If you’re on a strict gluten-free diet you probably know that wheat, rye and barley are the forbidden grains. There are so many gluten-free grains that can be used in baking and cooking. But go to your local natural foods market . . . and total confusion. FDA labeling requires the clear statement of wheat as an ingredient but gluten comes in many forms. What about spelt, kamut and triticale? Is buckwheat gluten-free? What the heck are ancient grains? Are oats gluten-free?
I’ll try to clear up all this confusion by listing many of these mysterious grains with a little information about each one.
Which grains have gluten?
- Wheat – For many years, with mass production and corporate agriculture, one type of wheat has come to dominate the market. This variety of wheat was chosen due to its shorter maturation time and it’s higher gluten content. But more recently there has been a trend back to “ancient grains.” Many are simply different varieties of wheat and others are unrelated to wheat. Some are gluten-free and some are not.
- Barley – A grain used in beer and malt beverages. Also found in malt vinegar, “malt flavoring” and other additives.
- Bulgur Wheat – a cracked wheat you’ll see in tabouli.
- Durum Wheat is a high protein wheat mostly used to make semolina flour. Semolina flour is commonly used in pasta.
- Einkorn is an ancient form of wheat believed to be the earliest cultivated variety of wheat.
- Farro – A species of wheat.
- Kamut is an ancient grain found in 3000 year old Egyptian tombs. It is believed to be related to durum wheat and is also used in breads.

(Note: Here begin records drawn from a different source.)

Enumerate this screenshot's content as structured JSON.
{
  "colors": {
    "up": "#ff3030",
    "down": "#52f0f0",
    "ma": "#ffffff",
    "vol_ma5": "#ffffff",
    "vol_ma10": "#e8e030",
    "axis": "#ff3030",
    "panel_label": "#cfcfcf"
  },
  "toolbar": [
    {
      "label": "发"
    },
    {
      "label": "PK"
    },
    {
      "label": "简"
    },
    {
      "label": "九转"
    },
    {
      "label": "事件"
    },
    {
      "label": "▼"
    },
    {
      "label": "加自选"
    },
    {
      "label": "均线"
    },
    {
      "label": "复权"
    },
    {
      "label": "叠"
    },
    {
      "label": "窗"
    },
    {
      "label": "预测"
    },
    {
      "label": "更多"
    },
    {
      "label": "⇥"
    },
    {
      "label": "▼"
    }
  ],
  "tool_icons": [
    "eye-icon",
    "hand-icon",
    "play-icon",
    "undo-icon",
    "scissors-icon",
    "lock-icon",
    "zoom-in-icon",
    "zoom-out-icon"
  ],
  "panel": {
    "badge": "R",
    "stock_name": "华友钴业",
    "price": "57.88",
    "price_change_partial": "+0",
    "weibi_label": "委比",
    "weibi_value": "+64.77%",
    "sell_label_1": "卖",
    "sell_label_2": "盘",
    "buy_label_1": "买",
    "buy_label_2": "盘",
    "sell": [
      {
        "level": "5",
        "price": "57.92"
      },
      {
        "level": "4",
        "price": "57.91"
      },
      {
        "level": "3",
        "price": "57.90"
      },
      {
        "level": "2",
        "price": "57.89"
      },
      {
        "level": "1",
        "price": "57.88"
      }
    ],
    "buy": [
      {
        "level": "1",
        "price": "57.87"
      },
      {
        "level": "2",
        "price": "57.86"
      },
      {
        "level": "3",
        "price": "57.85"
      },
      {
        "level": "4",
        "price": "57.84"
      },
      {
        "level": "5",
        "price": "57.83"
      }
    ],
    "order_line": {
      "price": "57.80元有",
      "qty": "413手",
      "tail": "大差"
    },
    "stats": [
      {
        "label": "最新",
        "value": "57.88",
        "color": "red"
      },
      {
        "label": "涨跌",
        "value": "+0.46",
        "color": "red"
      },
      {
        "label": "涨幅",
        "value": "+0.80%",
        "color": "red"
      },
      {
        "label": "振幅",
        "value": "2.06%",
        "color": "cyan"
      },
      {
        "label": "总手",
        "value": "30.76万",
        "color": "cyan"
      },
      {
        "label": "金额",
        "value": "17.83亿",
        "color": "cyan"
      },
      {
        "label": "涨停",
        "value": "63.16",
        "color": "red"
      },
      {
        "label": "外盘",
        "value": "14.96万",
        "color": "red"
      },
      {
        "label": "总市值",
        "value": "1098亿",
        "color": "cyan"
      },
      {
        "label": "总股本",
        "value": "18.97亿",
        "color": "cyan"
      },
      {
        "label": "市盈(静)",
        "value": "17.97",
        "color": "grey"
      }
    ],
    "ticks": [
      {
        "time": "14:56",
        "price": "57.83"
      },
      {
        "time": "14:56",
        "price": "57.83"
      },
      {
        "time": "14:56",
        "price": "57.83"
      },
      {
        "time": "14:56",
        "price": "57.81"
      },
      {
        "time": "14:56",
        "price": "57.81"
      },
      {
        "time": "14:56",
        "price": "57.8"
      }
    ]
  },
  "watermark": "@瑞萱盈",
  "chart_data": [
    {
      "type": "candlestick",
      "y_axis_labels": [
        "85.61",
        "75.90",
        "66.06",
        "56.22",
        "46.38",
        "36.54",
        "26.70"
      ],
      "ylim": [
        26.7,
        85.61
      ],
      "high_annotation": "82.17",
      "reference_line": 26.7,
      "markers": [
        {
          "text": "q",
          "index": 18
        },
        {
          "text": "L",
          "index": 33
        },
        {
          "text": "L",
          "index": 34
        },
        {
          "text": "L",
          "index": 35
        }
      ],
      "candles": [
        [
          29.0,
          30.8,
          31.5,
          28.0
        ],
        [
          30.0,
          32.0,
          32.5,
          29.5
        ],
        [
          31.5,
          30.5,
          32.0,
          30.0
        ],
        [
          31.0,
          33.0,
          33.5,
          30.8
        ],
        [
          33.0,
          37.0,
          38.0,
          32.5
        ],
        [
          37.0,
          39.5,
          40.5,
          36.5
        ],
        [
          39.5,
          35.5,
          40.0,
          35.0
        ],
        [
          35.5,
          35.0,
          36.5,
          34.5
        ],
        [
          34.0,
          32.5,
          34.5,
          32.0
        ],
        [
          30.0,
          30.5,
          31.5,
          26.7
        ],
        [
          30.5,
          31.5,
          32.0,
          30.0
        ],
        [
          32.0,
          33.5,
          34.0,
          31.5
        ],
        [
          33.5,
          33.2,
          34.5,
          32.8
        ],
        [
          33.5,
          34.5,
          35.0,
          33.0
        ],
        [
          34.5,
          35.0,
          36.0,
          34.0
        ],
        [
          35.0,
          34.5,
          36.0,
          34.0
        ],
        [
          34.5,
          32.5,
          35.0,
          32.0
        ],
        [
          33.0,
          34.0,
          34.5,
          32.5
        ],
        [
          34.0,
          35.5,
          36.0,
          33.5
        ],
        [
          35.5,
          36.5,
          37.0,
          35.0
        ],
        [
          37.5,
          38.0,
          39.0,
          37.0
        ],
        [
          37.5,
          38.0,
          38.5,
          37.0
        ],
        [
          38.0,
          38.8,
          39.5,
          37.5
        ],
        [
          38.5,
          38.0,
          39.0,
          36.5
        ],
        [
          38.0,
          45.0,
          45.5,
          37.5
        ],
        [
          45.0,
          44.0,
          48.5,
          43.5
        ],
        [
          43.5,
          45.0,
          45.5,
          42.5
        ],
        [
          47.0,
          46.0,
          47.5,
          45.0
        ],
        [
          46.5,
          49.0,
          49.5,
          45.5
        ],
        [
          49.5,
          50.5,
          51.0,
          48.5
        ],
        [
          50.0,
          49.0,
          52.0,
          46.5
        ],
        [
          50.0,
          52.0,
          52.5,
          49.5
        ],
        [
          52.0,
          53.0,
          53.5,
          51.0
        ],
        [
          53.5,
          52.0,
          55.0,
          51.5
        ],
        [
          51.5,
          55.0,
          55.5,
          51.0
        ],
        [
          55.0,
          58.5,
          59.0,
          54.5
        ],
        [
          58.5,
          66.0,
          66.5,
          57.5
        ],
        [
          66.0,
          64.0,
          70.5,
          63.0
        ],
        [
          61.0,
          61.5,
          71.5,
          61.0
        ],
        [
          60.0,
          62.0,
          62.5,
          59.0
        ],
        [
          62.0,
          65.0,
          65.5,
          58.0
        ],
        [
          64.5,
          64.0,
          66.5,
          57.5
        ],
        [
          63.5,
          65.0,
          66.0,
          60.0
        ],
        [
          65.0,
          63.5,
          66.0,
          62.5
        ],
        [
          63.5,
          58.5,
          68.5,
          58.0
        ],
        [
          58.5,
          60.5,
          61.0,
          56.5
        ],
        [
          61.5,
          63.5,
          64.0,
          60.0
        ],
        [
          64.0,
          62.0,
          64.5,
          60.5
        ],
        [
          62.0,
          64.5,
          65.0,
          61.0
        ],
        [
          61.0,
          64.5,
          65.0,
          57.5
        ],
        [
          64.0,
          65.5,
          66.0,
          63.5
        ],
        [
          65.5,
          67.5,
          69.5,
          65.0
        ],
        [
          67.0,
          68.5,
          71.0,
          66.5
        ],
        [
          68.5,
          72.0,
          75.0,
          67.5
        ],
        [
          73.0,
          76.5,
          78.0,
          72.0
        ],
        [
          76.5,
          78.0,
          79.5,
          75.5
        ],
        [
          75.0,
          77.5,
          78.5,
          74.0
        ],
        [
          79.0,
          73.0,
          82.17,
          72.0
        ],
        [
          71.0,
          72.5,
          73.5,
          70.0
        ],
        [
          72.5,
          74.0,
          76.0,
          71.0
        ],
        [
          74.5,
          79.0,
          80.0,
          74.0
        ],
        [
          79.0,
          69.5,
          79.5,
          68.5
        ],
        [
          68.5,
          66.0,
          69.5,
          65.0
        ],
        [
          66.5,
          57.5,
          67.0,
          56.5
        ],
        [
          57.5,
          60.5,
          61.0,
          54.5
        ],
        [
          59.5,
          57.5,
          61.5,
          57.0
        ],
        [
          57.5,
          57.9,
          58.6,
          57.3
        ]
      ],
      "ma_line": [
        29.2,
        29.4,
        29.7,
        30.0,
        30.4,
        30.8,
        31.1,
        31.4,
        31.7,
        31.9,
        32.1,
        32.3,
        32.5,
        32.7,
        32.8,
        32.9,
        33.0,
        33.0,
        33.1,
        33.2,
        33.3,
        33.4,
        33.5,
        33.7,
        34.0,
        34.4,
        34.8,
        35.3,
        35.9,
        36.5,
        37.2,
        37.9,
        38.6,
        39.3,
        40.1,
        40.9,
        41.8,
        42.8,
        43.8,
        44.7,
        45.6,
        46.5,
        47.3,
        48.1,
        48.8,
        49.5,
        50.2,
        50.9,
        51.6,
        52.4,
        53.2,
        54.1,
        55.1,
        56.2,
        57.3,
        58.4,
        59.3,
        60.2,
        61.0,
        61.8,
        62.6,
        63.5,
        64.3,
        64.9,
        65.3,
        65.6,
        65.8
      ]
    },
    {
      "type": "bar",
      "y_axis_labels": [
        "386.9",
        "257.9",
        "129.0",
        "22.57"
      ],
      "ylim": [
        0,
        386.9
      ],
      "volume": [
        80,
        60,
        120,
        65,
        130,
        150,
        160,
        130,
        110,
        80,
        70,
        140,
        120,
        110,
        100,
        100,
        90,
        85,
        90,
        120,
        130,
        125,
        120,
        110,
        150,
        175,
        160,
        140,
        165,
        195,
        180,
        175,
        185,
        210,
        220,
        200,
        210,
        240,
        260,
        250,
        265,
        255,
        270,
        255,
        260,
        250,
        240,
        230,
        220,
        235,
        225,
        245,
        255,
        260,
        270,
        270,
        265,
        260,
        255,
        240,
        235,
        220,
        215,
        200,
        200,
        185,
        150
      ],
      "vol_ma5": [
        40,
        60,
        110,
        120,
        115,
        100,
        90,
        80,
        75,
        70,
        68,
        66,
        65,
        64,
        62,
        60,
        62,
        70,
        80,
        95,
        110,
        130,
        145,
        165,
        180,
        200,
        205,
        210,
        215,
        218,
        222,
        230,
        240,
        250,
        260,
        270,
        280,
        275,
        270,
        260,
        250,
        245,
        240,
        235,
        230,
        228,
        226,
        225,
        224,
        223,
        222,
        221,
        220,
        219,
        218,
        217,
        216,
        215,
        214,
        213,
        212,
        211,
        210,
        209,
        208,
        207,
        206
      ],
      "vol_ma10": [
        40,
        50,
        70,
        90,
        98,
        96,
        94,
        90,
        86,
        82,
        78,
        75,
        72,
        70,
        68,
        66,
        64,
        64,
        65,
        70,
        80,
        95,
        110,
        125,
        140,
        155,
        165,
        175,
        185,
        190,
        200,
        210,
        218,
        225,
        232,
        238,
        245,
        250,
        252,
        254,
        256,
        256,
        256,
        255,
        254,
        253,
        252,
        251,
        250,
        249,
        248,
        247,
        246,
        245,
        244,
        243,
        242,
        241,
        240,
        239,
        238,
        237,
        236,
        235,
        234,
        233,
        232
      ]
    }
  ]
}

- Rye – Rye has a lower gluten content and is sometimes tolerated by those with mild gluten sensitivity but definitely not for people with Celiac disease.
- Spelt – An ancient form of wheat grown in Iran as early as 6000 BC. It can be substituted for modern day wheat and is used in breads.
- Triticale – a hybrid of wheat and rye.
Which grains are gluten-free?
The following grains are all naturally gluten-free. However, if milled in the same facility as gluten-containing grains, cross-contamination can occur. To avoid this, simply look for a brand that has dedicated gluten-free facilty, a gluten-free statement or certification on the package.
- Oats – Oats, on their own are gluten-free. However in farming, oat crops are often rotated with wheat and barley and are processed in the same mills. As a result, bits of wheat, rye or barley can cross-contaminate. Fortunately, there are now gluten-free oats that are grown in fields dedicated to gluten-free grains and are processed in gluten-free mills. When you buy oats or oat flour, be sure the package is labeled gluten-free and shows a gluten-free certification badge. This certification badge will assure you that the oats have been tested to be gluten-free. Unfortunately, some people with Celiac disease cannot tolerate even gluten-free oats. Your best bet is to follow your doctor’s instructions regarding oats.
- Amaranth – An ancient grain used by the Aztecs and Mayans (technically a seed).
- Buckwheat – Despite its name, buckwheat is gluten-free (but be careful, buckwheat pancakes often have regular wheat flour too.) It is a higher protein, high fiber grain that is in a completely different family as wheat. Perhaps you’ve heard of buckwheat groats? This is buckwheat without its hull. When groats are toasted they are called kasha.
- Millet – Millet is an ancient grain used in Asia as early as 8300 BC and was even more prevalent than rice. Its protein content is comparable to that of wheat so millet flour makes a nice substitute in gluten-free breads. Great in gluten-free pizza crust.
- Quinoa is an ancient grain used by the Incas. The best thing about quinoa is that it is a complete protein meaning that it contains all the essential amino acids we need. Quinoa is a great substitute in recipes that require cous cous or tabouli. It is cooked just like rice but is way easier. My favorite grain!
- Rice is completely gluten-free whether it’s brown, white, basmati, jasmine or arborio rice! Brown rice flour combined with some starches makes a great all-round substitution for wheat flour.
- Sorghum – Sorghum dates back to ancient Egypt and is used widely in Africa. It has a nice neutral flavor so sorghum flour can work well in cakes and other baked goods. You’ll see many gluten-free beers made with sorghum.
- Teff – An ancient grain believed to have originated in Ethiopia. It is higher in protein and fiber and teff flour is wonderful for gluten-free breads.
I hope this will help you feel more confident when making a choice in the market. Don’t be afraid to experiment with some of these unfamiliar grains. You might be pleasantly surprised.